CMM is the application of total quality management concepts to the process of developing and maintaining software. It enables managers to measure their organizations’ capabilities against a recognized standard and to determine their relative level of software maturity. Many managers, however, have been uncertain of how to implement CMM in their organizations. This book provides the step-by-step instructions and guidance needed to put CMM into practice and conduct software process improvement. It is a pragmatic guideline for how to address CMM in an organizational context.
The author, drawing on her first-hand experience in leading process development groups at Unysis, provides sound advice on how to get started, enumerates the problems that are likely to be encountered, and offers workable solutions that have proven effective in a variety of situations. The book is written for software managers involved with total quality management and process improvement. For those venturing into CMM, it will be a valuable resource.
The primary agent for implementing CMM is the software engineering process group (SEPG), a team of software professionals responsible for driving and facilitating process improvement within the organization. The goals of this book are to help SEPGs understand successful improvement in the CMM, work as partners with their customers, and facilitate process improvement efforts that their organizations are willing to accept and follow; to provide tools and techniques for SEPGs; and to provide encouragement for starting and continuously optimizing software process improvement efforts.

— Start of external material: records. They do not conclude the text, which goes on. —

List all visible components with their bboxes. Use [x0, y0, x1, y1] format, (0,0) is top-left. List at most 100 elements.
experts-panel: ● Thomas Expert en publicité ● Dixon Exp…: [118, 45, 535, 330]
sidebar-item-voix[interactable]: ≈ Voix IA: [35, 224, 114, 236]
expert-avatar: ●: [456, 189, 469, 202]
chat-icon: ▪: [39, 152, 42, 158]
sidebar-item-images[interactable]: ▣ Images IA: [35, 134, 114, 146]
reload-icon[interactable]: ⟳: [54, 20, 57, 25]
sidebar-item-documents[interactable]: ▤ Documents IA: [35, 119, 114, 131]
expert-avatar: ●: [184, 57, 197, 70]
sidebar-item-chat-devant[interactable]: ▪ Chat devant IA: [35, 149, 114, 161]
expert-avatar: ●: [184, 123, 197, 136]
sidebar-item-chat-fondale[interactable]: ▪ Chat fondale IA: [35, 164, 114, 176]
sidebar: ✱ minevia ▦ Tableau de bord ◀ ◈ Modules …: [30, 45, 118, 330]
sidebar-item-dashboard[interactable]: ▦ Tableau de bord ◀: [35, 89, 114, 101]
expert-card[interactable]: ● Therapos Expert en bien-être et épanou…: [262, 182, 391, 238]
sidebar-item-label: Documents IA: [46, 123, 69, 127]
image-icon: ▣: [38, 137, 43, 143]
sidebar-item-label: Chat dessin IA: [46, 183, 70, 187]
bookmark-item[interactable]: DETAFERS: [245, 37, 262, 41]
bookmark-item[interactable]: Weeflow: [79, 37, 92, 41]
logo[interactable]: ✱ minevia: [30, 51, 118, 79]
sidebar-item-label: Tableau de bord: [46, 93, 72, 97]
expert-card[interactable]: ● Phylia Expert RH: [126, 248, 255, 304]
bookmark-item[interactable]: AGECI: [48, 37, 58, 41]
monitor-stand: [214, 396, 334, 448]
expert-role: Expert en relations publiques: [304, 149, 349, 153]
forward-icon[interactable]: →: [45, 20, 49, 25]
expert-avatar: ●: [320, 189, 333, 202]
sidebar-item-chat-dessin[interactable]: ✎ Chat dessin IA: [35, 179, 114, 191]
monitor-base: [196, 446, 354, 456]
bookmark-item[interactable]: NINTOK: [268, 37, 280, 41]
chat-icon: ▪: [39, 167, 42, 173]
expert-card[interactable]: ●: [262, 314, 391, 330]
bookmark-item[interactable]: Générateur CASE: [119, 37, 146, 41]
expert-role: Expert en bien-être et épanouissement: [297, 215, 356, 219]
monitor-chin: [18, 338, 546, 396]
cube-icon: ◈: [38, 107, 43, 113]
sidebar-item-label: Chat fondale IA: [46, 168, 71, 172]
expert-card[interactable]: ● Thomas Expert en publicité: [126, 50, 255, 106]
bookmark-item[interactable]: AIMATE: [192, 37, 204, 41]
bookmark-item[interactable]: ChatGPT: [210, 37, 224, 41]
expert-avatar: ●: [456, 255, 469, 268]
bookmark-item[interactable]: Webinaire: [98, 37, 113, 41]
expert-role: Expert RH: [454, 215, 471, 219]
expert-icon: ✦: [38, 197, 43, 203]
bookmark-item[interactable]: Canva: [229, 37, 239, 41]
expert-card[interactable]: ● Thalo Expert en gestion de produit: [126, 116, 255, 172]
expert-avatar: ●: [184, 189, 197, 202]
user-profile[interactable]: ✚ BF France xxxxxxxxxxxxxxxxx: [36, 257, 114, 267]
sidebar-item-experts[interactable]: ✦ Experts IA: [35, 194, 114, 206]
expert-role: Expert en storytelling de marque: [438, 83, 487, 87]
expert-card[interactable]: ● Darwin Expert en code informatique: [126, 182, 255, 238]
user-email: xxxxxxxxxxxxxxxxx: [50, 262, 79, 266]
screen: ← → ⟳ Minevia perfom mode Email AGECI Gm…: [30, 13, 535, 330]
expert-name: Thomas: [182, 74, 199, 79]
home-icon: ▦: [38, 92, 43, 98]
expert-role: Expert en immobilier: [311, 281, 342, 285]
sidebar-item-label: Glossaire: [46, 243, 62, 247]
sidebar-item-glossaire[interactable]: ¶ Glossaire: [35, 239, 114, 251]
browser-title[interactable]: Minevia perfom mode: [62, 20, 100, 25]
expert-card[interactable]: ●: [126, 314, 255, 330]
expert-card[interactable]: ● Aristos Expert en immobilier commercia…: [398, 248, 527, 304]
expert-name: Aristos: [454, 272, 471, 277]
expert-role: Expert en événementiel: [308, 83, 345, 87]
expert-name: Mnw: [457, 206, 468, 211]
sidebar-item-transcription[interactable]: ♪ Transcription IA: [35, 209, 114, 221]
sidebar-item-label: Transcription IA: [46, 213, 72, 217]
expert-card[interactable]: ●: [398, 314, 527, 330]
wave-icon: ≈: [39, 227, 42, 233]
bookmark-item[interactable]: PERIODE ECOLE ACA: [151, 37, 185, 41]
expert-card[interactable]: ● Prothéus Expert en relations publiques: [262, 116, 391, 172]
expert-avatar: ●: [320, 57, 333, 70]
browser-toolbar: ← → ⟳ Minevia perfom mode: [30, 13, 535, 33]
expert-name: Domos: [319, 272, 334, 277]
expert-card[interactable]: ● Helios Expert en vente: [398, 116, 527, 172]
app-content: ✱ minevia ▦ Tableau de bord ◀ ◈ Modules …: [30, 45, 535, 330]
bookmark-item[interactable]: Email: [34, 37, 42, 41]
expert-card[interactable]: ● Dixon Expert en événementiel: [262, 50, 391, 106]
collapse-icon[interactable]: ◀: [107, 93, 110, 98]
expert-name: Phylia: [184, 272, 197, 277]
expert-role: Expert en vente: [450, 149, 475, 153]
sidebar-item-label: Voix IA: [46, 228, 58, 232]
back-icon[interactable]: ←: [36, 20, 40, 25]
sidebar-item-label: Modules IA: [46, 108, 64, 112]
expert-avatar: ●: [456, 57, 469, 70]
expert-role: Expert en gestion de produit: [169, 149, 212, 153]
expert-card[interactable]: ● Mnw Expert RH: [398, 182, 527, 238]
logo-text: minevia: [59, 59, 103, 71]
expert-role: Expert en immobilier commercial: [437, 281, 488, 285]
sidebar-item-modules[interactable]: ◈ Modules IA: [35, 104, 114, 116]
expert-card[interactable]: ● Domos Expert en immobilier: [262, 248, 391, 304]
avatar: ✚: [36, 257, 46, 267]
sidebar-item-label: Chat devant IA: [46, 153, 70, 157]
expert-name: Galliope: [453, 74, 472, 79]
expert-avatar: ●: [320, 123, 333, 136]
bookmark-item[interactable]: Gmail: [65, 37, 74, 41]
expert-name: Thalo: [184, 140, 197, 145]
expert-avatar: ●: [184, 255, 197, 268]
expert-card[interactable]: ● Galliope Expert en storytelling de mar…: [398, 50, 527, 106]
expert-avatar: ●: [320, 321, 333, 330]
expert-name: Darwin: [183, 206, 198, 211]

The first half of the book contains the description and checkpoints for CMM and explains how CMM can benefit any software organization. It is written in a cheerleading, encouraging, self-help style that not only provides the necessary details, but gives prospective practitioners the feel-good enthusiasm to try to make this process work. The pages are filled with graphs, tables, lists, and charts that provide ample ammunition with which believers can convince their managers of the benefits and applicability of CMM.
The second half of the book is devoted to a number of appendices providing amplification of the graphs, tables, lists, and charts covered in the first part. Most of these have been used at Unysis or similar organizations and have proven beneficial. A CD-ROM is included that contains material from the appendices that can be quickly converted into presentations, handouts, and other literature that managers might need.
I must mention the author’s entertaining writing style. Drawing on her experience as a professional ballet dancer, she has created a believable running analogy between the software development process and the choreography of a dance--thus, the book’s subtitle. This analogy brings the book alive, helping to bring meaning and relevance to the material.